New insights on the role of H2S and sulfur vacancies on dibenzothiophene hydrodesulfurization over MoS2 edges

Abstract

Experimental and computational studies were performed to investigate the effect of varying sulfur coverage over MoS2 in hydrodesulfurization (HDS) of dibenzothiophene (DBT). Hematite and iron particles were employed as H2S scavengers. MoS2 showed high hydrogenation (HYD) preference in HDS of DBT which was explained by the DFT calculations showing that HYD pathway is more favorable in brim adsorption. The addition of hematite drastically shifted this preference to direct desulfurization (DDS) pathway. DFT calculations showed that MoS2 forms edges with 25% sulfur coverage in presence of hematite.
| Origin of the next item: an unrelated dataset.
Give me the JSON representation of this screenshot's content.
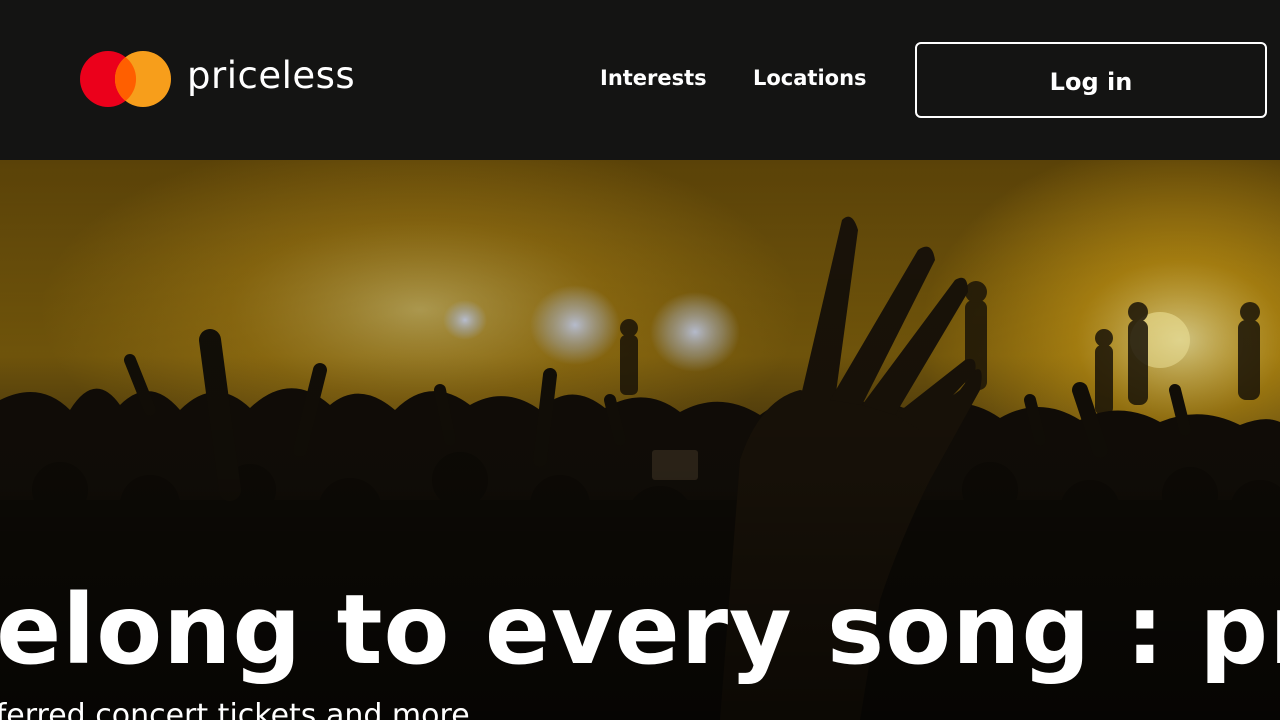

The hydrogen dissociation was found to be energetically unfavorable (deactivated) over the Mo-edge with such sulfur coverage and becomes exothermic (reactivated) only after sigma adsorption of DBT on a vacancy site. In agreement with experimental results, calculations also showed that in the presence of vacancies, the sigma adsorption of DBT and therefore DDS pathway is more favorable. MoS2 with iron particles present, favored the HYD reaction route, however, compared to MoS2 the biphenyl (BP) selectivity increased while the selectivity for isomerized products was reduced. DFT calculations showed that in the presence of iron, Mo-edge has 37% coverage with a vacancy site formed over this edge which explains the higher DDS activity for this catalyst compared to MoS2. A difference was observed in the ability of H2 and H2S in creation of acid sites upon their dissociation at the edges. This was attributed to the difference in SH bond energies in each molecule and the change in oxidation sate of neighboring Mo atoms.